Закон палаты
Шрифт:
Бх-дзынь-длень! — лопнуло и зазвенело в ногах кровати.
Ему показалось, что огромная лесистая гора, похожая на Синюху, с грохотом осела и обвалилась дымным оползнем, открывая у подножия чёрные щели и провалы, и он вошёл в глубокий сводчатый коридор с влажными, скользкими стенами и туманным пятном впереди. Зазвенели, запели лёгкими, нежными звонами трензеля, словно кто-то вызванивал на музыкальных треугольниках стальными палочками незнакомую ему прежде мелодию. Трензеля звенели ровно и неумолчно, пока он двигался в глубь узкой тёмной пещеры, потом бежал, потом летел, раскинув руки, вперёд головой,
Толик потянулся, опустил колени, дёрнулся головой и затих. Из-под кровати натекала, разливаясь по полу и уходя вялой струйкой за дверь, лужица воды. На белёной стене изолятора расплывалось огромное мокрое пятно.
Утром тётя Настя вошла в палату с таким потухшим, расстроенным лицом, что ребята мигом поняли: что-то случилось. Она раздражённо гремела суднами и ни с того ни с сего напала на Поливанова:
— Лежит, точно прынц какой… Поворачивайся…
— А что, тётя Настя? — растерялся Поливанов.
— Тётя Настя, тётя Настя — сто лет тётя Настя, — обрезала она его.
— Что это вы такая сердитая? — спросил Ганшин.
— Печень у меня болит, а печень — это наша печка… Это во-первых… А во-вторых… И того, что во-первых с вас будет…
— А что ночью в коридоре бахнуло? — поинтересовался Поливанов. — Севка, ты слышал?
— Приказал ваш Толяб долго жить, вот что, — сказала тётя Настя, глядя себе под ноги, и отвернулась к окну. Она знала, что нарушает строжайший санаторный запрет, но промолчать не сумела. Не по её характеру, да и всё равно ребята узнают.
В палате стояла тишина, только шаркали шлёпанцы тёти Насти.
«Как так умер? — стучало в голове у Ганшина. — Совсем умер? Умер и не живёт? Окончательно? Навсегда?»

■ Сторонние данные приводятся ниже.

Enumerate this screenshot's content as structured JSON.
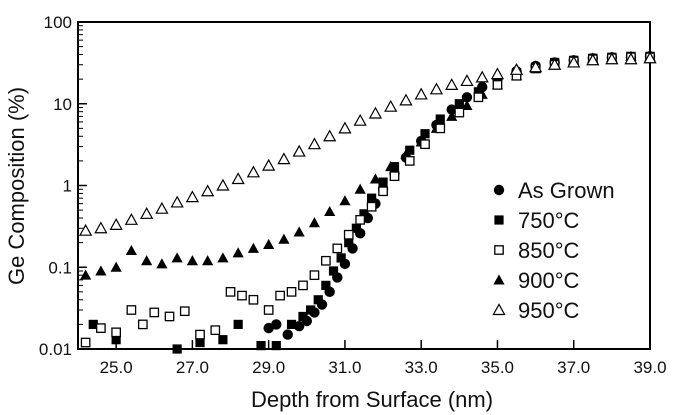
{
  "chart_data": {
    "type": "scatter",
    "xlabel": "Depth from Surface (nm)",
    "ylabel": "Ge Composition (%)",
    "xlim": [
      24.0,
      39.0
    ],
    "ylim": [
      0.01,
      100
    ],
    "yscale": "log",
    "x_ticks": [
      "25.0",
      "27.0",
      "29.0",
      "31.0",
      "33.0",
      "35.0",
      "37.0",
      "39.0"
    ],
    "y_ticks": [
      "0.01",
      "0.1",
      "1",
      "10",
      "100"
    ],
    "grid": false,
    "legend_position": "right",
    "series": [
      {
        "name": "As Grown",
        "marker": "filled-circle",
        "points": [
          [
            29.0,
            0.018
          ],
          [
            29.2,
            0.02
          ],
          [
            29.5,
            0.015
          ],
          [
            29.8,
            0.019
          ],
          [
            30.0,
            0.022
          ],
          [
            30.2,
            0.028
          ],
          [
            30.4,
            0.035
          ],
          [
            30.6,
            0.05
          ],
          [
            30.8,
            0.075
          ],
          [
            31.0,
            0.11
          ],
          [
            31.2,
            0.17
          ],
          [
            31.4,
            0.26
          ],
          [
            31.6,
            0.4
          ],
          [
            31.8,
            0.6
          ],
          [
            32.0,
            0.9
          ],
          [
            32.3,
            1.4
          ],
          [
            32.6,
            2.2
          ],
          [
            33.0,
            3.5
          ],
          [
            33.4,
            5.5
          ],
          [
            33.8,
            8.5
          ],
          [
            34.2,
            12
          ],
          [
            34.6,
            16
          ],
          [
            35.0,
            20
          ],
          [
            35.5,
            25
          ],
          [
            36.0,
            29
          ],
          [
            36.5,
            32
          ],
          [
            37.0,
            34
          ],
          [
            37.5,
            36
          ],
          [
            38.0,
            37
          ],
          [
            38.5,
            37
          ],
          [
            39.0,
            38
          ]
        ]
      },
      {
        "name": "750°C",
        "marker": "filled-square",
        "points": [
          [
            24.4,
            0.02
          ],
          [
            25.0,
            0.013
          ],
          [
            26.6,
            0.01
          ],
          [
            27.2,
            0.012
          ],
          [
            27.8,
            0.013
          ],
          [
            28.2,
            0.02
          ],
          [
            28.8,
            0.011
          ],
          [
            29.2,
            0.011
          ],
          [
            29.6,
            0.02
          ],
          [
            29.9,
            0.025
          ],
          [
            30.1,
            0.03
          ],
          [
            30.3,
            0.04
          ],
          [
            30.5,
            0.06
          ],
          [
            30.7,
            0.09
          ],
          [
            30.9,
            0.13
          ],
          [
            31.1,
            0.2
          ],
          [
            31.3,
            0.3
          ],
          [
            31.5,
            0.45
          ],
          [
            31.7,
            0.7
          ],
          [
            32.0,
            1.1
          ],
          [
            32.3,
            1.7
          ],
          [
            32.7,
            2.7
          ],
          [
            33.1,
            4.3
          ],
          [
            33.5,
            6.5
          ],
          [
            34.0,
            10
          ],
          [
            34.5,
            14
          ],
          [
            35.0,
            19
          ],
          [
            35.5,
            24
          ],
          [
            36.0,
            28
          ],
          [
            36.5,
            32
          ],
          [
            37.0,
            34
          ],
          [
            37.5,
            36
          ],
          [
            38.0,
            37
          ],
          [
            38.5,
            38
          ],
          [
            39.0,
            38
          ]
        ]
      },
      {
        "name": "850°C",
        "marker": "open-square",
        "points": [
          [
            24.2,
            0.012
          ],
          [
            24.6,
            0.018
          ],
          [
            25.0,
            0.016
          ],
          [
            25.4,
            0.03
          ],
          [
            25.7,
            0.02
          ],
          [
            26.0,
            0.028
          ],
          [
            26.4,
            0.025
          ],
          [
            26.8,
            0.029
          ],
          [
            27.2,
            0.015
          ],
          [
            27.6,
            0.017
          ],
          [
            28.0,
            0.05
          ],
          [
            28.3,
            0.045
          ],
          [
            28.6,
            0.04
          ],
          [
            29.0,
            0.03
          ],
          [
            29.3,
            0.045
          ],
          [
            29.6,
            0.05
          ],
          [
            29.9,
            0.06
          ],
          [
            30.2,
            0.08
          ],
          [
            30.5,
            0.12
          ],
          [
            30.8,
            0.17
          ],
          [
            31.1,
            0.25
          ],
          [
            31.4,
            0.38
          ],
          [
            31.7,
            0.55
          ],
          [
            32.0,
            0.85
          ],
          [
            32.3,
            1.3
          ],
          [
            32.7,
            2.0
          ],
          [
            33.1,
            3.2
          ],
          [
            33.5,
            5.0
          ],
          [
            34.0,
            7.8
          ],
          [
            34.5,
            12
          ],
          [
            35.0,
            17
          ],
          [
            35.5,
            22
          ],
          [
            36.0,
            27
          ],
          [
            36.5,
            30
          ],
          [
            37.0,
            33
          ],
          [
            37.5,
            35
          ],
          [
            38.0,
            36
          ],
          [
            38.5,
            37
          ],
          [
            39.0,
            37
          ]
        ]
      },
      {
        "name": "900°C",
        "marker": "filled-triangle",
        "points": [
          [
            24.2,
            0.08
          ],
          [
            24.6,
            0.09
          ],
          [
            25.0,
            0.1
          ],
          [
            25.4,
            0.16
          ],
          [
            25.8,
            0.12
          ],
          [
            26.2,
            0.11
          ],
          [
            26.6,
            0.13
          ],
          [
            27.0,
            0.12
          ],
          [
            27.4,
            0.12
          ],
          [
            27.8,
            0.13
          ],
          [
            28.2,
            0.15
          ],
          [
            28.6,
            0.17
          ],
          [
            29.0,
            0.19
          ],
          [
            29.4,
            0.22
          ],
          [
            29.8,
            0.27
          ],
          [
            30.2,
            0.35
          ],
          [
            30.6,
            0.48
          ],
          [
            31.0,
            0.65
          ],
          [
            31.4,
            0.9
          ],
          [
            31.8,
            1.2
          ],
          [
            32.2,
            1.7
          ],
          [
            32.6,
            2.4
          ],
          [
            33.0,
            3.4
          ],
          [
            33.4,
            5.0
          ],
          [
            33.8,
            7.0
          ],
          [
            34.2,
            9.5
          ],
          [
            34.6,
            13
          ],
          [
            35.0,
            17
          ],
          [
            35.5,
            22
          ],
          [
            36.0,
            27
          ],
          [
            36.5,
            31
          ],
          [
            37.0,
            34
          ],
          [
            37.5,
            36
          ],
          [
            38.0,
            37
          ],
          [
            38.5,
            38
          ],
          [
            39.0,
            38
          ]
        ]
      },
      {
        "name": "950°C",
        "marker": "open-triangle",
        "points": [
          [
            24.2,
            0.28
          ],
          [
            24.6,
            0.3
          ],
          [
            25.0,
            0.33
          ],
          [
            25.4,
            0.38
          ],
          [
            25.8,
            0.45
          ],
          [
            26.2,
            0.52
          ],
          [
            26.6,
            0.62
          ],
          [
            27.0,
            0.72
          ],
          [
            27.4,
            0.85
          ],
          [
            27.8,
            1.0
          ],
          [
            28.2,
            1.2
          ],
          [
            28.6,
            1.45
          ],
          [
            29.0,
            1.75
          ],
          [
            29.4,
            2.1
          ],
          [
            29.8,
            2.6
          ],
          [
            30.2,
            3.2
          ],
          [
            30.6,
            4.0
          ],
          [
            31.0,
            5.0
          ],
          [
            31.4,
            6.2
          ],
          [
            31.8,
            7.6
          ],
          [
            32.2,
            9.2
          ],
          [
            32.6,
            11
          ],
          [
            33.0,
            13
          ],
          [
            33.4,
            15
          ],
          [
            33.8,
            17
          ],
          [
            34.2,
            19
          ],
          [
            34.6,
            21
          ],
          [
            35.0,
            23
          ],
          [
            35.5,
            26
          ],
          [
            36.0,
            28
          ],
          [
            36.5,
            30
          ],
          [
            37.0,
            32
          ],
          [
            37.5,
            34
          ],
          [
            38.0,
            35
          ],
          [
            38.5,
            35
          ],
          [
            39.0,
            36
          ]
        ]
      }
    ]
  }
}
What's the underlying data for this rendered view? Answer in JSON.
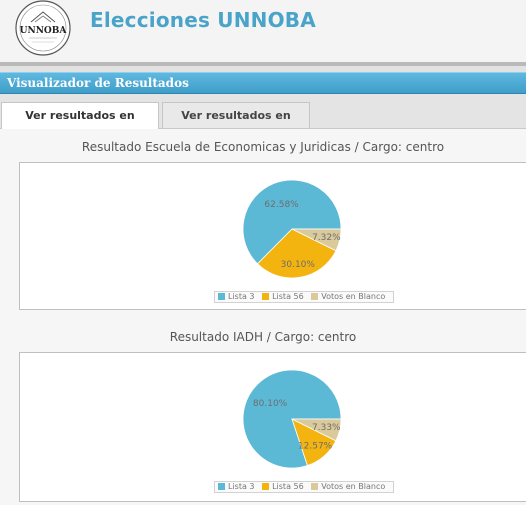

Что-то чёрное, холодное надвинулось на Севку, перехватило дыхание и оставило после себя пустоту.
«Может, Настя ошиблась, может, Толик ещё оживеет? А что, если это летаргический сон, о котором Изабелла рассказывала? Лежит совсем как мёртвый, а просто спит?.. Нет, невозможно. Жил, смеялся, бегал на костылях, менялся марками и вдруг — умер? Да что ж это такое? И возьмут и положат в гроб (ещё это слово — чёрный ужас), и понесут на руках, и зароют в землю на кладбище, за водокачкой…»
И новый ряд невыносимых картин: могилу роют опускают гроб, заваливают землёй, мокрыми, грязными комьями…
«…А вдруг крышка слезет? Все уйдут, а он там живой и начнёт откапываться? В темноте загребает руками землю, а она в рот лезет, забивает уши… Вот что: а если и я умру, не дождавшись мамы? — внезапно пугается Ганшин. — У-уф! Даже спине холодно стало. Толяб тоже на костылях прыгал, как здоровый, все ему завидовали… Нет, нет, я не умру. Это Толяб умер, у него миллиардный. А я уже выздоровел. Я никогда не умру. Я не могу умереть. Вот и зимой не умер, а как болел, дней пять подряд за сорок было…»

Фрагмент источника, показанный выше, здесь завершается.